— Мистер Трахорн сказал, что ты украл что-то из его лаборатории.
Кертис поднял глаза на Джо:
— Было дело. Кусочек платиновой фольги. Один раз.
— И еще он говорит, что у тебя на него зуб, потому что он тебя уволил.
— Точно, у меня на него зуб. Но это не значит, что я вру. И еще. Я ничего не имею против этой лаборатории «Вэлтри». Я про нее вообще ничего не знаю. Зачем же мне говорить про нее гадости и вменять им что-то?
— Мы и не утверждаем, что ты их в чем-то обвиняешь.
Кертис смерил Дэнни взглядом:
— Я сказал «вменять». Это совсем другое слово. Гляньте в словарь.
Домой Джо приехал в половине девятого. В ванной остановился перед зеркалом и потер заросшую щетиной челюсть. Развинтил бритвенный станок, извлек оттуда лезвие и бросил его в мусорное ведро. Лезвие ударилось сначала о стенку, потом отлетело на пол, зацепив при этом какую-то бумажку. Он нагнулся, поднял ее и увидел, что это скомканный рецептурный бланк. Рецепт был из двух пунктов: крем для загара «Сплеш броунз», который употребляла Тара, и кое-что еще, от чего у него схватило спазмом желудок, — тест на беременность. Он переворошил весь мусор в ведре, отыскивая сам тест или упаковку из-под него. Но ничего не нашел. И тут Джо заметил темно-синюю пластиковую крышку от пузырька…

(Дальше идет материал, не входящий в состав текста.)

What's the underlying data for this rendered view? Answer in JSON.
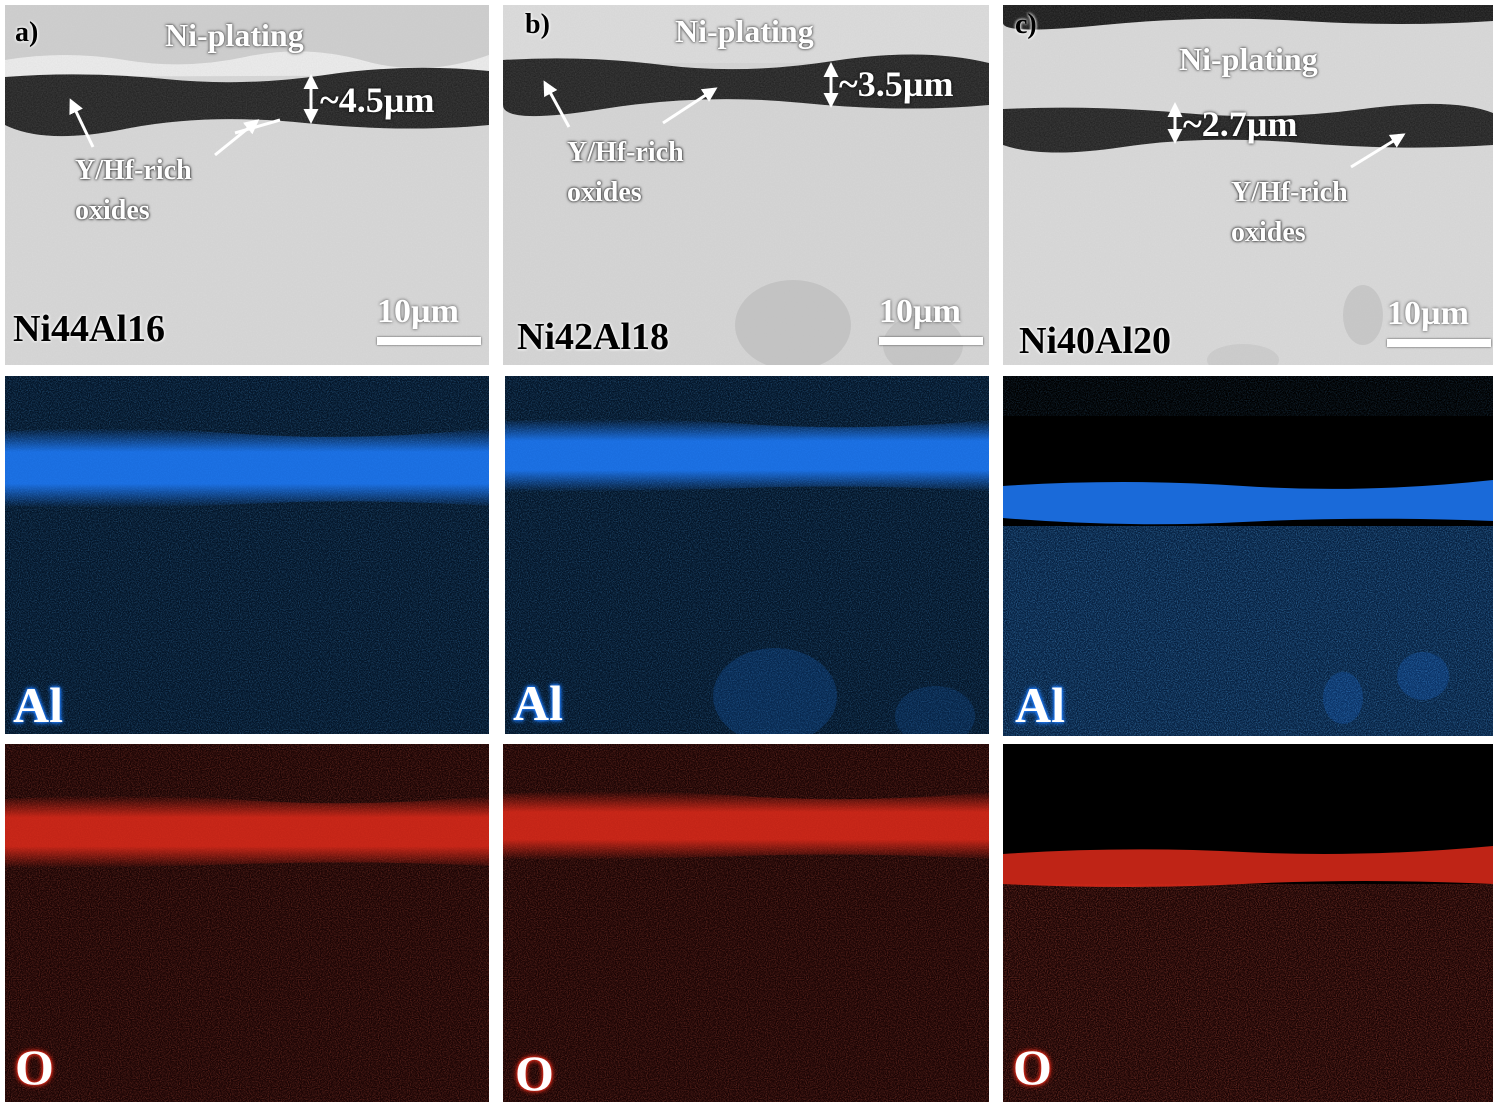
{
  "figure": {
    "columns": [
      {
        "letter": "a)",
        "plating": "Ni-plating",
        "thickness": "~4.5µm",
        "oxide_line1": "Y/Hf-rich",
        "oxide_line2": "oxides",
        "alloy": "Ni44Al16",
        "scale": "10µm"
      },
      {
        "letter": "b)",
        "plating": "Ni-plating",
        "thickness": "~3.5µm",
        "oxide_line1": "Y/Hf-rich",
        "oxide_line2": "oxides",
        "alloy": "Ni42Al18",
        "scale": "10µm"
      },
      {
        "letter": "c)",
        "plating": "Ni-plating",
        "thickness": "~2.7µm",
        "oxide_line1": "Y/Hf-rich",
        "oxide_line2": "oxides",
        "alloy": "Ni40Al20",
        "scale": "10µm"
      }
    ],
    "al_label": "Al",
    "o_label": "O",
    "colors": {
      "al_map": "#1e7dff",
      "o_map": "#e12a1a",
      "sem_substrate": "#d6d6d6",
      "sem_oxide": "#1a1a1a"
    }
  }
}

Тесты на беременность стали совсем другими, не такими как во времена его молодости. На них теперь наносили цифровую шкалу. Тут не имелось никаких проверочных символов, никаких предположений или догадок. Вот и этот тест свидетельствовал четко и однозначно: БЕРЕМЕННА.
Джо проверил дату на рецепте. Неделю назад его выдали. Он положил бритву и пошел в комнату Шона.
— Сынок, я, конечно, сую нос не в свое дело… — Он присел на кровать Шона.
— Да-да?
— Я надеюсь, ты… ну, понимаешь… с Тарой… что она предохраняется.
— О Господи! — Шон отвел взгляд в сторону.
— Я говорю очень серьезно. Вам следует соблюдать осторожность.
— Почему ты решил, что мы ее не соблюдаем?
— Я просто хотел убедиться, что ты действуешь разумно.
— Я действую разумно.
— Хорошо. Но поскольку вы занимаетесь сексом… — Джо замолчал, не зная, как продолжить разговор.
— Я не занимаюсь сексом, — вдруг сказал Шон.
— То есть?
— Не занимаюсь я… Мы не занимаемся, понятно? Мне вообще тяжело приходится… когда девушка рядом… — Шон уставился в пол. — В первый раз, когда мы с Кэти… ничего не было. То есть, понимаешь, ничего такого не произошло. И это мое последнее воспоминание о… сексе. Если я дохожу до этого, у меня все внутри застывает.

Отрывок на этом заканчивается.